Figure 1 AMP-activated protein kinase activation in type 2 diabetes mellitus. In patients with type 2 diabetes mellitus, AMP-activated protein kinase promotes glucose transporter isoform 4 translocation from vesicles to the plasma membrane by inhibiting TBC1 domain family member 1, and inhibits liver gluconeogenesis by blocking the conversion of oxaloacetic acid to phosphoenolpyruvate and glucose-6-phosphate to free glucose, leading to reduced blood glucose. APMK: AMP-activated protein kinase; T2DM: Type 2 diabetes mellitus; GLUT4: Glucose transporter isoform 4.

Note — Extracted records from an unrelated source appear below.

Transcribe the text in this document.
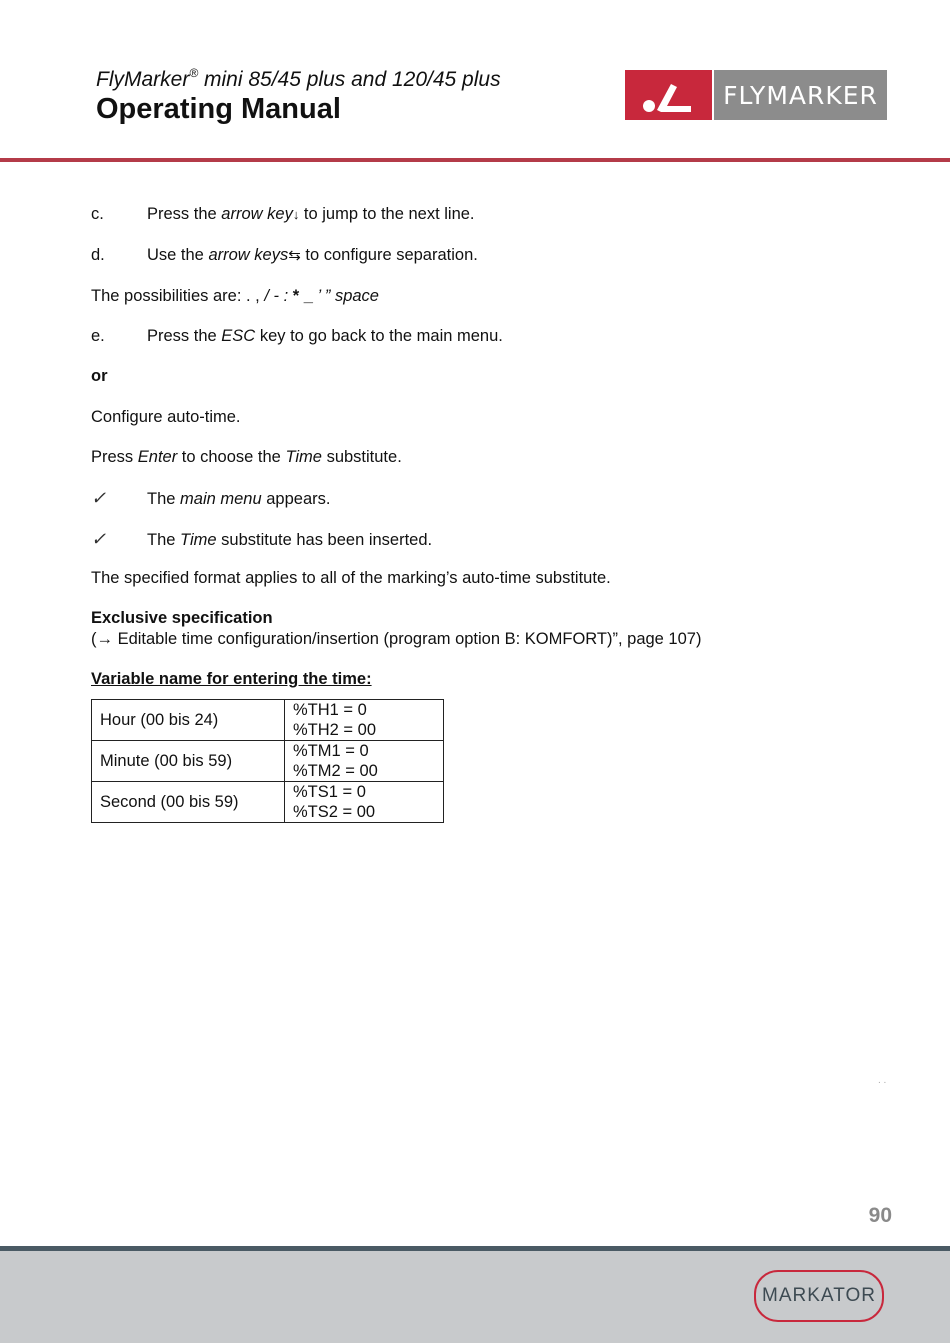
FlyMarker® mini 85/45 plus and 120/45 plus
Operating Manual	FLYMARKER
c.	Press the arrow key↓ to jump to the next line.
d.	Use the arrow keys⇆ to configure separation.
The possibilities are: . , / - : * _ ’ ” space
e.	Press the ESC key to go back to the main menu.
or
Configure auto-time.
Press Enter to choose the Time substitute.
✓ The main menu appears.
✓ The Time substitute has been inserted.
The specified format applies to all of the marking’s auto-time substitute.
Exclusive specification
(→ Editable time configuration/insertion (program option B: KOMFORT)”, page 107)
Variable name for entering the time:
Hour (00 bis 24)	%TH1 = 0
%TH2 = 00

Minute (00 bis 59)	%TM1 = 0
%TM2 = 00

Second (00 bis 59)	%TS1 = 0
%TS2 = 00
. .
90
MARKATOR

Figure 2 Potential roles of calcium-permeable ion channels in glucose uptake. A working model to illustrate the possible role of calcium ion channels in glucose uptake. Various calcium ion channels located on various organelles and the plasma membrane can increase the cytosolic calcium release, then activating calmodulin-dependent protein kinase 2/AMP-activated protein kinase pathway via phosphorylation of the Thr172 site and leads to increased glucose uptake, thus treating type 2 diabetes mellitus (T2DM). Specific agonists could be potential therapeutic drugs for T2DM. PM: Plasma membrane; ER: Endoplasmic reticulum.